Let's say you are the head of an international syndicate headquartered up North that gets real busy this time of year getting a gift for every kid in the world (!!).
And let's say you really need to be efficient about it - Wired estimates it would take $27 billion just for the U.S. alone!
Maybe you could use some XQuery to move the process along and make that really big delivery list for all the kids?

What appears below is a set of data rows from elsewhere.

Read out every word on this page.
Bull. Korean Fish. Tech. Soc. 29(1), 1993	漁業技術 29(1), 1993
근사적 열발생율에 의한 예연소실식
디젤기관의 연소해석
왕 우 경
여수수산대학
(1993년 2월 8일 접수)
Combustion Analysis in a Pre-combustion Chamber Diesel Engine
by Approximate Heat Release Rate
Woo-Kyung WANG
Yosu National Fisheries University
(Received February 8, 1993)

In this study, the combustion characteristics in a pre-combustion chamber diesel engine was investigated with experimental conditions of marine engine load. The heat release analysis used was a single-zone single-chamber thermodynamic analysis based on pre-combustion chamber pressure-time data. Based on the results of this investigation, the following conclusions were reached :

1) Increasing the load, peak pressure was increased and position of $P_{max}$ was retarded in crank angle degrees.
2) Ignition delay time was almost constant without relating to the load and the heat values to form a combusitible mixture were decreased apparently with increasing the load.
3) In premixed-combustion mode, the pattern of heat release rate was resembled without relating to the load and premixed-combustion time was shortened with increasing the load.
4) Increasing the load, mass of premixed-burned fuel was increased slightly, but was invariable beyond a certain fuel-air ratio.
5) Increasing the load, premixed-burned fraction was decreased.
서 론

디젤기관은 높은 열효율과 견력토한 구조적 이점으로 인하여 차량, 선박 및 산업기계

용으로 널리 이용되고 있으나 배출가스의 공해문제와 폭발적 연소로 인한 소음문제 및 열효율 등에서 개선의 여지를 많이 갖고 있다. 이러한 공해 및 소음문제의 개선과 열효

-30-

If you had a gygnormous database of kids like this:
<kid>
<name>Jane</name>
<naughty/>
</kid>
<kid>
<name>Josh</name>
<nice/>
</kid>
<kid>
<name>Michael</name>
<nice/>
</kid>
<kid>
<name>Lila</name>
<nice/>
</kid>
And an equally huge list of toys that looks like this:
<toys>
<toy>Jakks EyeClops Bionic Eye</toy>
<toy>IlluStory Make Your Own Story Kit</toy>
<toy>Blokus Strategy Board Game</toy>
<toy>LeapFrog ClickStart My First Computer</toy>
...
</toys>
(For this example I've used Mark Logic's capabilities to scrape content from the web and grabbed Amazon's top gifts for kids - we all know Santa has his own sources).
You could use a bit of XQuery to bring them together and make sure we get one toy per kid:
(: start by looping through only the kids that get toys. So limit it to the ones with <nice> elements and that DON'T yet have a <toy>
This method of selecting entries comes in handy for large content sets as we'll see below :)for $kid in /kid[./nice][not(./toy)]
(: get a quick count of the toys for our random feature :)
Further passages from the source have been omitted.